Entsprechend brach der Kurs die Porsche-Aktie am Freitag an der Börse zeitweise um elf Prozent ein. Die im Leitindex Dax gelistete VW-Vorzugsaktie verlor dagegen in einem schwachen Umfeld nur leicht an Wert.
VW und Porsche hatten in einem Burgfrieden vor zwei Jahren einen Fahrplan vereinbart, um bis Ende 2011 die Weichen für eine Fusion zu stellen. Für den Fall, dass die Verschmelzung platzt, hatten sich die beiden Unternehmen vorsorglich gegenseitung Kauf- und Verkaufsoptionen auf die Anteile am Fahrzeuggeschäft eingeräumt. Dadurch kann sich Volkswagen erstmals im November 2012 den Rest des Porsche-Fahrzeuggeschäfts einverleiben.
Mit der Fusion wollen die Familien Porsche und Piech, die 90 Prozent am Stammkapital der Porsche SE halten, zu Haupteignern von Europas größtem Autobauer Volkswagen aufsteigen. In ersten Modellrechnungen war von einem Anteil von rund 35 Prozent die Rede. Das Land Niedersachsen, das bereits 20 Prozent an VW hält, sollte in etwa der gleichen Größenordnung an dem gemeinsamen Konzern beteiligt werden. Ebenso viel sollte das Emirat Katar halten, das seit der Porsche-Rettung vor zwei Jahren bereits 17 Prozent an VW hält.
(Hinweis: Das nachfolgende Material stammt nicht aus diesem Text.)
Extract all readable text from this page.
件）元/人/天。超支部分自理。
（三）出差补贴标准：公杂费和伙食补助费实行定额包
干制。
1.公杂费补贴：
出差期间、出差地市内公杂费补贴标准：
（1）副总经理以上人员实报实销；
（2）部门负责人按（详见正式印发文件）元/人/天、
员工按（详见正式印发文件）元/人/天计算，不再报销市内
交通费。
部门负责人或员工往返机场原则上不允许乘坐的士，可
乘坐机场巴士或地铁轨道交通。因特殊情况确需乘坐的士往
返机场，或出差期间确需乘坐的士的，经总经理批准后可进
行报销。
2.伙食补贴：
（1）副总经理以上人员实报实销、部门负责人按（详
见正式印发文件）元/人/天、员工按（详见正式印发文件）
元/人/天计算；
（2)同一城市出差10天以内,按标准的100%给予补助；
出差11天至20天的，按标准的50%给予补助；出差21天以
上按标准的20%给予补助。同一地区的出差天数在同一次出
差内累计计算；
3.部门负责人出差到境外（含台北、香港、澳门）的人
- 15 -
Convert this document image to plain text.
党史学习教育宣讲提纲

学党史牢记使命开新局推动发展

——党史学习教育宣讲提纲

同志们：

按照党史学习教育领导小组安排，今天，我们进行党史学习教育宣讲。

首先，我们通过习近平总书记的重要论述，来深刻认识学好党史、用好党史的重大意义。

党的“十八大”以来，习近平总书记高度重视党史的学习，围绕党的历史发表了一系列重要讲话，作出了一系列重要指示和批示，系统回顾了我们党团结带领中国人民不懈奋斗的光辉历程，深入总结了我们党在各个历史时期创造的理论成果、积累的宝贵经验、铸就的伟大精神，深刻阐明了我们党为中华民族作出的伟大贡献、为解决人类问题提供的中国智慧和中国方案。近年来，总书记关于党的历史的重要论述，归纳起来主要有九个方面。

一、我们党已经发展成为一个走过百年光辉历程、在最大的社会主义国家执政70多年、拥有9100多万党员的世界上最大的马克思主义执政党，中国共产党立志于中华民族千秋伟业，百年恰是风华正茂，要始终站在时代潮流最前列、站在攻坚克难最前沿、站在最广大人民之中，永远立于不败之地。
Unklar ist bislang, ob sich die Verschiebung der Fusion auf dieses sorgsam ausbalancierte Kräfteverhältnis auswirken wird.
Bis zum Zusammenschluss der beiden Unternehmen bleiben die Familien Porsche und Piech über die Porsche SE an Volkswagen beteiligt, die knapp 51 Prozent der Stimmrechte an dem Wolfsburger Konzern hält.